Amar Aziz (65) earned his bachelor in architecture at NCA.National College of Arts, Lahore in Pakistan and started working in his father’s architectural firm. There he became curious about the outside world through contact with pen pals from many countries.
During his correspondence with a friend in Norway he received three postcards, one showing a fjord motif, another an image of Pillar-Guri with her horn, and a third of a winter landscape. Amar had never seen snow before, but had read about the midnight sun in Readers’ Digest, and for him this was a fantasy world for several years.
His desire for adventure never ceased, eventually drawing him to Portugal where he found employment as an architect’s assistant. However, his lack of knowledge of the Portuguese language made him uneasy, and after a suggestion from a relative in Norway he traveled to Oslo.
Amar earned his bachelors in interior design and graphic design at the Oslo National Academy of Arts. After graduation, he was employed as a graphic designer for several years.
When the chocolate manufacturing company Freia, for which he worked, celebrated its 100th anniversary, he was asked to paint their anniversary poster. His paintings were then exhibited at the famous Freia Canteen. The 12 wall paintings commissioned from Edvard Munch by Johan Throne Holst for the factory’s 25th anniversary are still decorating the room, so he was in good company.

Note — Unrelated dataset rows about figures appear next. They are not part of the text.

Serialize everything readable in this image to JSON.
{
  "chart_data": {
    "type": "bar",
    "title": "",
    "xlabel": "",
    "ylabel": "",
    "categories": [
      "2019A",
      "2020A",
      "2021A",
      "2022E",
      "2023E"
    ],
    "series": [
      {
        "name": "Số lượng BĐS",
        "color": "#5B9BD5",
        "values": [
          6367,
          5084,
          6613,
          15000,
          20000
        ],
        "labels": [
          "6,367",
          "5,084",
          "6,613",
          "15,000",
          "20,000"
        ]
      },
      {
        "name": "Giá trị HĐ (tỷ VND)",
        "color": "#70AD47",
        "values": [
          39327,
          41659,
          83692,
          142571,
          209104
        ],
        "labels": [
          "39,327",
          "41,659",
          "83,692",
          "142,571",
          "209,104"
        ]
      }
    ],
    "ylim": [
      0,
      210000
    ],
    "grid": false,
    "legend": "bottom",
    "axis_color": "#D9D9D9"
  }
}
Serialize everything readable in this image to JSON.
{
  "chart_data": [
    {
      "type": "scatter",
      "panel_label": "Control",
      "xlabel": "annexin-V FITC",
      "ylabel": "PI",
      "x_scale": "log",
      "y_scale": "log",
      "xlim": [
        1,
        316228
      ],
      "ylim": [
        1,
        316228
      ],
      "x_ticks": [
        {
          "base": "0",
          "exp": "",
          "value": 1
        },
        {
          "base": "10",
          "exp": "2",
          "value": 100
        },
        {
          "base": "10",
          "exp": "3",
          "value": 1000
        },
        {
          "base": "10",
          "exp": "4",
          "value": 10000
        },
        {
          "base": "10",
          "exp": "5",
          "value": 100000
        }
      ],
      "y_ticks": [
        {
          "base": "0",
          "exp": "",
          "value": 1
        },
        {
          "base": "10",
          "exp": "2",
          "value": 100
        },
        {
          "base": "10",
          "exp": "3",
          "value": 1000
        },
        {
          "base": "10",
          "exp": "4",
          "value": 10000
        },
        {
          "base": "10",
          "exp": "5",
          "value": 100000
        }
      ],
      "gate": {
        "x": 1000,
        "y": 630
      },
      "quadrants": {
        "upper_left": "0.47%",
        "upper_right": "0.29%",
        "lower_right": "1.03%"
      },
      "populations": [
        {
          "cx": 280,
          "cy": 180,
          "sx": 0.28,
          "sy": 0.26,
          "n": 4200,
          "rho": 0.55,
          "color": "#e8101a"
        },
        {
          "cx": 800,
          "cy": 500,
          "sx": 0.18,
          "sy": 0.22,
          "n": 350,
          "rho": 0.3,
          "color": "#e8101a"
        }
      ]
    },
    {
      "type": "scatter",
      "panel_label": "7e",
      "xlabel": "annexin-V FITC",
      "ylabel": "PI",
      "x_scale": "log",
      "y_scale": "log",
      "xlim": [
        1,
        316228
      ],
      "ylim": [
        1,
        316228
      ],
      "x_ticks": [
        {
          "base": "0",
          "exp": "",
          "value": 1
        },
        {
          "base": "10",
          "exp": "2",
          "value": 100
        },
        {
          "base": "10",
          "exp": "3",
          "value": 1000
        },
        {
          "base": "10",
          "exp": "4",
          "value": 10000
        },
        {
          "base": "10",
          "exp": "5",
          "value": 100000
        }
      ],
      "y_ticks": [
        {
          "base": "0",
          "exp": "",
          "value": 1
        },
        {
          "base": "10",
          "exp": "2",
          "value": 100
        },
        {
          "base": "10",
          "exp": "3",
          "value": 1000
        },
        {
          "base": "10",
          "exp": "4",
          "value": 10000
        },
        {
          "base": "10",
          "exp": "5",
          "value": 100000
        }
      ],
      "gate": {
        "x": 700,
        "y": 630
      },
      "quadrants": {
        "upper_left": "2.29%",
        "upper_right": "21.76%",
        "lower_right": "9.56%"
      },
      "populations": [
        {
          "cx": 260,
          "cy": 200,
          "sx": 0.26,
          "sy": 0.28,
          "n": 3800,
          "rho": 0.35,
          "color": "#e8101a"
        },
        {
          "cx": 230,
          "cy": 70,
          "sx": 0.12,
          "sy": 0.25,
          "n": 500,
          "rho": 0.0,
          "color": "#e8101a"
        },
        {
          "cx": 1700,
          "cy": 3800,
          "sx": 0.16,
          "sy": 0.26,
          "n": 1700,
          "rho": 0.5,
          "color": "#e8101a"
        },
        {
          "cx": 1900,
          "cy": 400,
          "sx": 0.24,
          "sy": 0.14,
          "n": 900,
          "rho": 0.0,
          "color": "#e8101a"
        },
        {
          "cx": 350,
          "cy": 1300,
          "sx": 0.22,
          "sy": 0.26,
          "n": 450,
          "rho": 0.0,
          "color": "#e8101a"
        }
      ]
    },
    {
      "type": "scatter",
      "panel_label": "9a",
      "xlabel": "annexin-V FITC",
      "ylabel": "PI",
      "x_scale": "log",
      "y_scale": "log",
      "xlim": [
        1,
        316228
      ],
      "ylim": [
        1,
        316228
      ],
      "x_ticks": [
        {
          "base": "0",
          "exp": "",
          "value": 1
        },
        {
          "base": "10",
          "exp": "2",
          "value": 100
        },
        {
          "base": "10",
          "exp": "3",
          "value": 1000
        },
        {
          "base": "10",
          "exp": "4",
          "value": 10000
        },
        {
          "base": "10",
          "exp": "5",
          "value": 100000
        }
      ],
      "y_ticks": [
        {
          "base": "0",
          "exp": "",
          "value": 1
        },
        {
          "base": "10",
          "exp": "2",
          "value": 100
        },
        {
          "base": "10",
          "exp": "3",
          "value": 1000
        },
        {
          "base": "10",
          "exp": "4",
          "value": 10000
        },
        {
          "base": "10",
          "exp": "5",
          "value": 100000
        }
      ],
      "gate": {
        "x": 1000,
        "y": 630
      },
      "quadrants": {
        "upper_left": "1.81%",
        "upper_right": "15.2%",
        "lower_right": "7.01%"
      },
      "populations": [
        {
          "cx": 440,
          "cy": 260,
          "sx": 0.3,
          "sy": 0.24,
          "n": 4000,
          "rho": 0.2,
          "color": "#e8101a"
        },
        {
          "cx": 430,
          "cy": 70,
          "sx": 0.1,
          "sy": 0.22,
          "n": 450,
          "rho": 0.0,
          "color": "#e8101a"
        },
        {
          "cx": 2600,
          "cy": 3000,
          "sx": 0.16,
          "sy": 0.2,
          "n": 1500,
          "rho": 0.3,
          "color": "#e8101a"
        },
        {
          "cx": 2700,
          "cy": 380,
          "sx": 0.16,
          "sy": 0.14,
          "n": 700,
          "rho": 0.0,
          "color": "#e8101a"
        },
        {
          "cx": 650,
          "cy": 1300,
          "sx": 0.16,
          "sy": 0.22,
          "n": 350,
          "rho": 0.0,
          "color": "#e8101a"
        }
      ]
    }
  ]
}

Art critic Jappe Nilsen wrote about the unveiling of the Freia pictures in the autumn of 1922: “Freia has made a great undertaking. It has spearheaded development. It decided that for the workers only the best was good enough and has therefore got Norway’s greatest painter to decorate their canteen.”
After Amar’s Freia debut he participated in a poster competition in the capital, Oslo, and won first prize. That poster was distributed all over the world.
Although he graduated with degrees in the learning sciences at Oslo National Academy of Arts, Amar never worked as a teacher, realizing that he had to be a full time painter. After studying several art forms he fell in love with cubism, then illustrating two stories in the Norwegian princess Märtha Louise’s “Book of Angels”. He also fully illustrated a book on “Fairy Tales from Pakistan to Norway” (Universitetsforlaget).
He has also decorated three Indian restaurants in Oslo.
When I met Amar last month, he told me that he is impassioned in light, shadow and dimensions. His cubistic paintings show that he rejects the concept that art should copy nature, but still he adopts the traditional techniques of perspective, modeling and foreshortening.
Today he combines his art education with his knowledge of interior design, printing his motifs on aluminum. “I want to create my own expression,” he says. “I am not too keen on the classic painters,” he admits. “I want things to come out of my own head. I don’t want to follow in the footsteps of others.”
One painter he adores, however, is the Hungarian-French artist Victor Vasareli.
Amar likes Norwegian architecture, and as long as “it’s not national romantic”, he would like to bring in new elements in his own art.
At present he is working on a cubistic series called “Steps to Paradise”, which he aims to exhibit in the near future.